Fakten auf den Tisch!

  • Winfried Wolf
  • Lesedauer: 3 Min.
Der Politologe schrieb 1995 das Buch »Stutt- gart 21 – Hauptbahnhof im Untergrund?« ND-
Der Politologe schrieb 1995 das Buch »Stutt- gart 21 – Hauptbahnhof im Untergrund?« ND-

Heiner Geißler verkündete bei seiner ersten Pressekonferenz im Stuttgarter Hauptbahnhof, er habe vom baden-württembergischen Ministerpräsidenten Mappus die Zusicherung, dass es während der Schlichtungsgespräche einen Bau-und Vergabestopp geben werde. Jetzt gelte die Devise: Alles muss auf den Tisch – alle Argumente, alle Fakten, alle Zahlen.

Genau das darf aus Sicht der Bau- und Beton-Mafia vor Ort nicht passieren. Deshalb musste Mappus wortbrüchig werden. Das wurde nach Art eines Politbüros durchgestellt: Es gab deutliche Signale aus dem Kanzleramt. Frau Merkel hatte bereits in der Haushaltsdebatte am 15. September erklärt, das Plebiszit zu Stuttgart 21 finde am 27. März 2011 bei den Landtagswahlen statt (also dann, wenn alle Bäume gefällt sind und der Südflügel des Bonatz-Baus abgerissen ist). Aus einem Grube, der zuhören kann, wurde ein Bahnchef, der komplett auf Krawall gebürstet ist. Wer die Fakten scheuen muss, greift zur Repression. Mal, wie am 30. September, in offener Form – mit 400 verletzten Demonstranten durch die Gewaltakte des schwarzen Polizei-Blocks. Mal in subtiler Form: Im Stuttgarter Raum forderten in den letzten Tagen mehrere öffentliche und private Arbeitgeber von ihren Beschäftigten ultimativ, keine Anti-S21-Buttons – auch nicht den Anstecker »Oben bleiben!« – mehr zu tragen. Anderenfalls könne das arbeitsrechtliche Konsequenzen haben.

Das Projekt S21 wird von der Stuttgarter Bevölkerung zu Recht als Kriegserklärung gesehen – Krieg gegen Stadtstruktur, Schlosspark und das Wahrzeichen Bonatz-Bau.

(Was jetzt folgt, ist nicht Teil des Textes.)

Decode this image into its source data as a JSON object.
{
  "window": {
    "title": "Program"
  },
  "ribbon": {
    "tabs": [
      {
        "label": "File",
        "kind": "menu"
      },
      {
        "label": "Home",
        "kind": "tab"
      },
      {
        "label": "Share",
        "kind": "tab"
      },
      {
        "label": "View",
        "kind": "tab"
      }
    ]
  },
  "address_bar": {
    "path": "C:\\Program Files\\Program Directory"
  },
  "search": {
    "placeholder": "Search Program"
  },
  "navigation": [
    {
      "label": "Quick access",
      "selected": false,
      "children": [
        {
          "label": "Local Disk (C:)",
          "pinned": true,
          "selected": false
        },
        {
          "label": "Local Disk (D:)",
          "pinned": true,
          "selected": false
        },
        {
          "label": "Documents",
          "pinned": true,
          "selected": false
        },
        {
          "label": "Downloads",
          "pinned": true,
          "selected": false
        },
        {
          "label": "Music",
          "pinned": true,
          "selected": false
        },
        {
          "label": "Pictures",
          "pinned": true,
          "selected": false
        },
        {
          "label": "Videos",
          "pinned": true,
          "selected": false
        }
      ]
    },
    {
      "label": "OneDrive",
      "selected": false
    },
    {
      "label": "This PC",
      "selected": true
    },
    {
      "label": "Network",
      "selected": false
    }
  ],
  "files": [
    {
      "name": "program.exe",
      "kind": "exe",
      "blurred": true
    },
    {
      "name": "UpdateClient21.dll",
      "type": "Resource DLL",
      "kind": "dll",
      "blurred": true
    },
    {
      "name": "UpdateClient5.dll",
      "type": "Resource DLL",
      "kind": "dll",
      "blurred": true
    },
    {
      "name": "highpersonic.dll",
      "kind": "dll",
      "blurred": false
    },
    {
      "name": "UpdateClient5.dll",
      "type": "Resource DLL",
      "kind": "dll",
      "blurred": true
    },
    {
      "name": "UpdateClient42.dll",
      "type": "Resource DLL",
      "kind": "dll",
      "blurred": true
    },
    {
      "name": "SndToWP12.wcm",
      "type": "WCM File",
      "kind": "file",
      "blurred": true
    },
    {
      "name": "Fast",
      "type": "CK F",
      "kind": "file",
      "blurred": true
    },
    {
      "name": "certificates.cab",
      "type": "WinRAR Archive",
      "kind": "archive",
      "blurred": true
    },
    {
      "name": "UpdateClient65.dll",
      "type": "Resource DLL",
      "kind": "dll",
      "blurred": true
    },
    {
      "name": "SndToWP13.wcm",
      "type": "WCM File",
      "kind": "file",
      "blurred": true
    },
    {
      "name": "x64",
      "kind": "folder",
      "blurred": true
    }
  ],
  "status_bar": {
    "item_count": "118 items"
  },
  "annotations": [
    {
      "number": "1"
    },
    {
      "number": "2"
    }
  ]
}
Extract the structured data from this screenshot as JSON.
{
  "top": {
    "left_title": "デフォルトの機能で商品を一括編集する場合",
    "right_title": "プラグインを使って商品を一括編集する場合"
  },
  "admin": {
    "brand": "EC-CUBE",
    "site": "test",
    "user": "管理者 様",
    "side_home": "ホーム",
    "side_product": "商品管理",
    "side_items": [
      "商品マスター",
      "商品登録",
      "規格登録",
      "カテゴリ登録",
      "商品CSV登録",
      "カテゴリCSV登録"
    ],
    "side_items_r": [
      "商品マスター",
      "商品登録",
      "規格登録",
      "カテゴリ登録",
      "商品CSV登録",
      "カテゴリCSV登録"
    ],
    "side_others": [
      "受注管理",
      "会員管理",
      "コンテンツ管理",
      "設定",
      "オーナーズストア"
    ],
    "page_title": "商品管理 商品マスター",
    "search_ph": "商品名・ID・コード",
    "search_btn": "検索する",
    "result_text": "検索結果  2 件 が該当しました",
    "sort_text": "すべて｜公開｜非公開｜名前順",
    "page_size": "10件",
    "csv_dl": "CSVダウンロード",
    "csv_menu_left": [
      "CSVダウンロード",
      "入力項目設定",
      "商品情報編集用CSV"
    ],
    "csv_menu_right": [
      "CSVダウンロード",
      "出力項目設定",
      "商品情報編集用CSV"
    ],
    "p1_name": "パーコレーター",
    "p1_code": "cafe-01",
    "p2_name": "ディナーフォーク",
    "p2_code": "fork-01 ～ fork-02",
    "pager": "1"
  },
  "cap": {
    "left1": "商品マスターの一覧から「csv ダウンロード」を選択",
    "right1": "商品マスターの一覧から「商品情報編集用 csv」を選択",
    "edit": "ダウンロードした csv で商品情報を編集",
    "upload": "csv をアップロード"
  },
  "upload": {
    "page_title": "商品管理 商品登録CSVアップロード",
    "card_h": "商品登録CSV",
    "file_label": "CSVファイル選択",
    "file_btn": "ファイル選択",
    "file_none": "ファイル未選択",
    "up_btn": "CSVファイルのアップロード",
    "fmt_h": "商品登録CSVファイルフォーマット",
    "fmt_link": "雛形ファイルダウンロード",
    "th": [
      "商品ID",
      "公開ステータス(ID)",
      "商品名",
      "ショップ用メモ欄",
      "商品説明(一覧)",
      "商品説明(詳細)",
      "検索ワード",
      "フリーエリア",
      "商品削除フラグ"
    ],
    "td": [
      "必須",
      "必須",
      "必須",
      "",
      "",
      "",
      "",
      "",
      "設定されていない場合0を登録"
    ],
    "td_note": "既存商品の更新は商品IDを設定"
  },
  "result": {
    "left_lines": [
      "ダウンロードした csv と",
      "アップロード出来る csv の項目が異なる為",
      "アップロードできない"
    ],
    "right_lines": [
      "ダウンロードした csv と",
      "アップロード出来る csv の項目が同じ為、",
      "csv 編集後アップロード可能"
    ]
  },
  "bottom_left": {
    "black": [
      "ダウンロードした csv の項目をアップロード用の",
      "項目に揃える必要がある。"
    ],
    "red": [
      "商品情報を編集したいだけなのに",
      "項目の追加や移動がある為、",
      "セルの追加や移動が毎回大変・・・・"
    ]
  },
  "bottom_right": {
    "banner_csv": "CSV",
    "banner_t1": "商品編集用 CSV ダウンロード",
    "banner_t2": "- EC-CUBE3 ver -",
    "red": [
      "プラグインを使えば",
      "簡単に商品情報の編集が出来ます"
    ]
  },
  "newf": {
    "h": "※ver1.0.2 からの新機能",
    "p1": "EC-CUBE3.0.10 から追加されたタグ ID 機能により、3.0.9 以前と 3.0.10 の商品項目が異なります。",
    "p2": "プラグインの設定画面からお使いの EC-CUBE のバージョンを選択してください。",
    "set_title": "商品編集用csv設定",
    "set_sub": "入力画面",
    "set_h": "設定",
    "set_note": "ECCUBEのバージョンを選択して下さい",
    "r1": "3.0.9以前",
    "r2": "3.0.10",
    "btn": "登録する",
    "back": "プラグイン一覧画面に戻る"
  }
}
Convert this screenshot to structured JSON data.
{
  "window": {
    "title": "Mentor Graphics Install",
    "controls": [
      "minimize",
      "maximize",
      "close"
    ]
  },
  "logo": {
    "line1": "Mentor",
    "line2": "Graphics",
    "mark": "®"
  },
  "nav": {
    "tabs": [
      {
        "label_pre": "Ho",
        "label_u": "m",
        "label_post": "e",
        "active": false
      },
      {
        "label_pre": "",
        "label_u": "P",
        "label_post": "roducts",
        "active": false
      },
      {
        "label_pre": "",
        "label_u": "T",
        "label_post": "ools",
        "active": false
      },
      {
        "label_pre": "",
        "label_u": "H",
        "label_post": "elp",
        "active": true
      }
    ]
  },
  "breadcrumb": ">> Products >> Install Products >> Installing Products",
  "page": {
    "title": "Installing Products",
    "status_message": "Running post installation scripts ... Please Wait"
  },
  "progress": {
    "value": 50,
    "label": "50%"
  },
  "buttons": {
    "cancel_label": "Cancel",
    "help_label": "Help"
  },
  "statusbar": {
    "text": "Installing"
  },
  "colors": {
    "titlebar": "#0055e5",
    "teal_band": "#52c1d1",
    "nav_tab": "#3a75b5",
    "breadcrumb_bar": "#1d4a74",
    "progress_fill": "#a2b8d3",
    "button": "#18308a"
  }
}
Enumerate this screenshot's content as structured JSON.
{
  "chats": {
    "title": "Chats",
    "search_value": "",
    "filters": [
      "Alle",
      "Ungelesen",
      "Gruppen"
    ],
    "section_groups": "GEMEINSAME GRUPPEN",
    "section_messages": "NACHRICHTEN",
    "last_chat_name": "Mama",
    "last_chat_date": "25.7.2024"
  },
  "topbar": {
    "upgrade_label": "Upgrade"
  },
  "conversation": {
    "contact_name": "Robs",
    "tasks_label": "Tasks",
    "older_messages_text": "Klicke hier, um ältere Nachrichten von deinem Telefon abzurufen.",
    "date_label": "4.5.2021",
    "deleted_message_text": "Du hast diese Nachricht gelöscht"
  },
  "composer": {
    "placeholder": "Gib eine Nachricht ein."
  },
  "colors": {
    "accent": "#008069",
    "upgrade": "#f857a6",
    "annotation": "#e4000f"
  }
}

Ein Weiterbau an S21 während der Schlichtung ist schlechterdings unmöglich. Dennoch sollten die S21-Gegnerinnen und -Gegner so weit wie möglich gehen, um die Obstruktionspolitik der S21-Befürworter zu unterlaufen. Diese benötigen das Scheitern der Schlichtung. Sie müssen die Fakten fürchten wie der Teufel das Weihwasser.

Umgekehrt gilt: Die Fakten sind unsere Stärke. Seit 16 Jahren versuchen die S21-Befürworter, die Tatsachen, die gegen S21 sprechen, zu unterdrücken. Das Betriebsprogramm für den Untergrund-Hauptbahnhof belegt: gebaut wird ein Nadelöhr. Die Neubaustrecke Wendlingen – Ulm ist für alle ICE-1, für alle ICE-2 und für alle herkömmlichen Güterzüge nicht befahrbar (weil zu steil). Das ist beweisbar, aber öffentlich kaum bekannt. Die Alternativen zu Stuttgart 21 kosten rund ein Fünftel von S21 und neuer Bolzstrecke über die Schwäbische Alb – mit vielen Details belegbar, aber nirgendwo wirklich öffentlich debattiert. Es gibt eine Spätzle-Connection von Betonmafia mit dem Tunnelbauer Herrenknecht, dem Strabag-Baukonzern, dem Ex-Ministerpräsidenten Späth, dem Stuttgarter OB Schuster, dem Otto-Konzern und dem S21-Architekten Ingenhoven. Im Detail beweisbar und erst seit ein paar Tagen dokumentiert. Kurz: S21 ist kein Verkehrsprojekt. Es handelt sich um Grundstücksspekulation und persönliche Bereicherung.

Es muss alles getan werden, dass all diese Fakten in der Öffentlichkeit ausgebreitet werden. Dabei wird klar werden, dass S21 ein Muster für die gesamte kapitalistische Ökonomie und für den bundesweiten korruptiven Sumpf ist. Und dass »Oben bleiben« im Ländle allen im Land Mut macht, den aufrechten Gang zu gehen.